For New Zealand to go to a 20% target, it wants to see global targets set at a level where temperature rises are limited to 2°C (which New Zealand itself wont be going far enough to reach). There are four other demands, including wanting to be able to purchase offsets to be able to reach most of those emission cuts off shore – meaning we’d be paying others to do what we don’t want to do, even though ultimately everyone needs to substantially cut emissions. We also want to be able to grow lots of trees tat home to achieve these offsets. Without these, and other conditions being met (many of which having a low level of probability of success) New Zealand’s target will be much lower than 20%.

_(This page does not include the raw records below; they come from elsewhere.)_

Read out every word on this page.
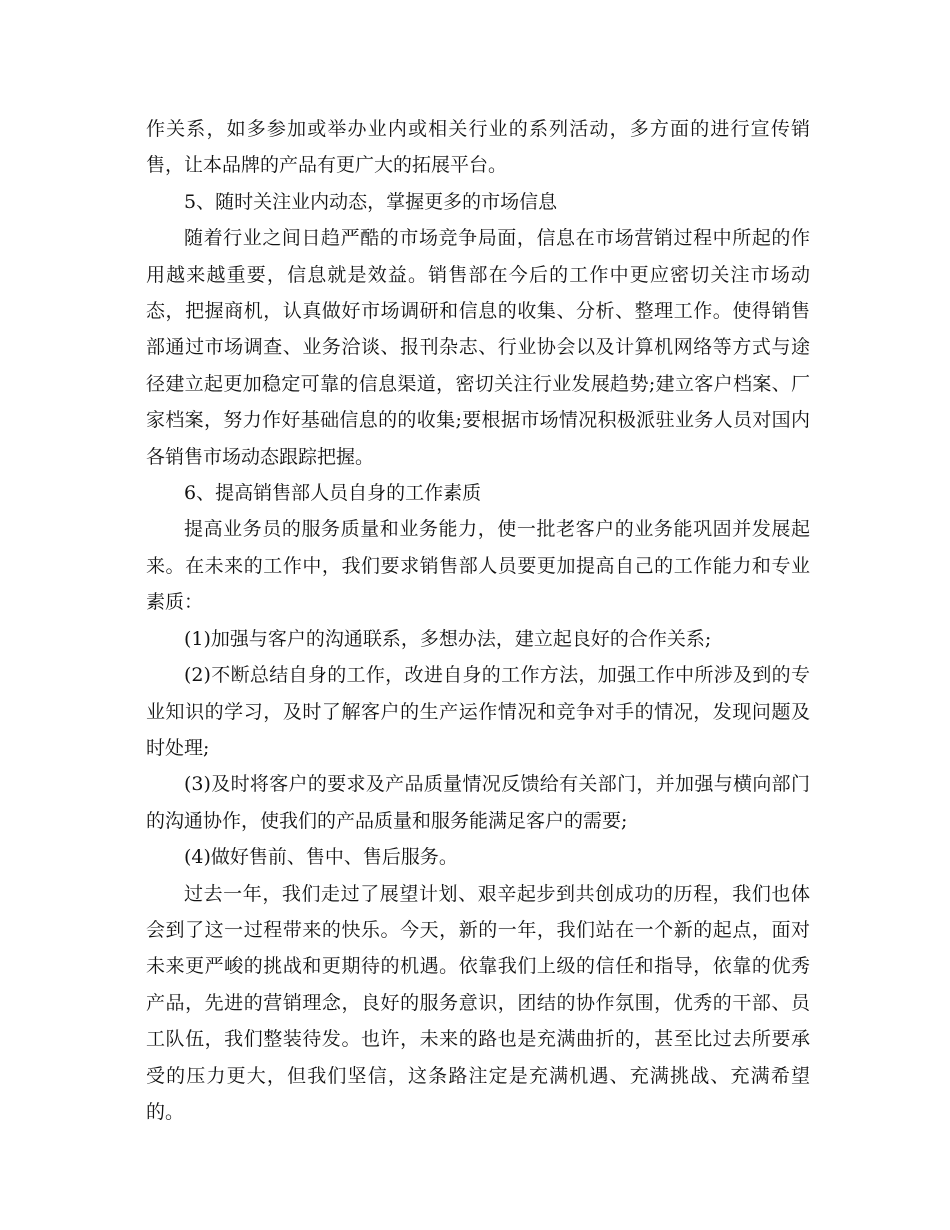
作关系，如多参加或举办业内或相关行业的系列活动，多方面的进行宣传销售，让本品牌的产品有更广大的拓展平台。

5、随时关注业内动态，掌握更多的市场信息

随着行业之间日趋严酷的市场竞争局面，信息在市场营销过程中所起的作用越来越重要，信息就是效益。销售部在今后的工作中更应密切关注市场动态，把握商机，认真做好市场调研和信息的收集、分析、整理工作。使得销售部通过市场调查、业务洽谈、报刊杂志、行业协会以及计算机网络等方式与途径建立起更加稳定可靠的信息渠道，密切关注行业发展趋势;建立客户档案、厂家档案，努力作好基础信息的的收集;要根据市场情况积极派驻业务人员对国内各销售市场动态跟踪把握。

6、提高销售部人员自身的工作素质

提高业务员的服务质量和业务能力，使一批老客户的业务能巩固并发展起来。在未来的工作中，我们要求销售部人员要更加提高自己的工作能力和专业素质：

(1)加强与客户的沟通联系，多想办法，建立起良好的合作关系;

(2)不断总结自身的工作，改进自身的工作方法，加强工作中所涉及到的专业知识的学习，及时了解客户的生产运作情况和竞争对手的情况，发现问题及时处理;

(3)及时将客户的要求及产品质量情况反馈给有关部门，并加强与横向部门的沟通协作，使我们的产品质量和服务能满足客户的需要;

(4)做好售前、售中、售后服务。

过去一年，我们走过了展望计划、艰辛起步到共创成功的历程，我们也体会到了这一过程带来的快乐。今天，新的一年，我们站在一个新的起点，面对未来更严峻的挑战和更期待的机遇。依靠我们上级的信任和指导，依靠的优秀产品，先进的营销理念，良好的服务意识，团结的协作氛围，优秀的干部、员工队伍，我们整装待发。也许，未来的路也是充满曲折的，甚至比过去所要承受的压力更大，但我们坚信，这条路注定是充满机遇、充满挑战、充满希望的。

So New Zealand is very demanding for such a small player. In reality we should actively be a positive voice for climate change to protect ourselves, our Pacific neighbours who are drowning under rising seas, and everyone else from the worst effect of climate change. There is so much more we could do, and that would be a huge business opportunity for us – already being well and truly seized by countries like Norway who have experienced strong economic growth recently, and plan to be carbon neutral by 2030. What ever happened to Helen Clark’s desires for NZ to become carbon neutral too?
There’s so much we could do, we’ve got a really talented negotiating team here, and New Zealand has a good reputation of purity to live up to. Let’s hope John Key has (another) change of heart and directs the New Zealand Delegation to push for a deal we could truly be proud of. That’s what COP15 should be about for the humble but talented Kiwis.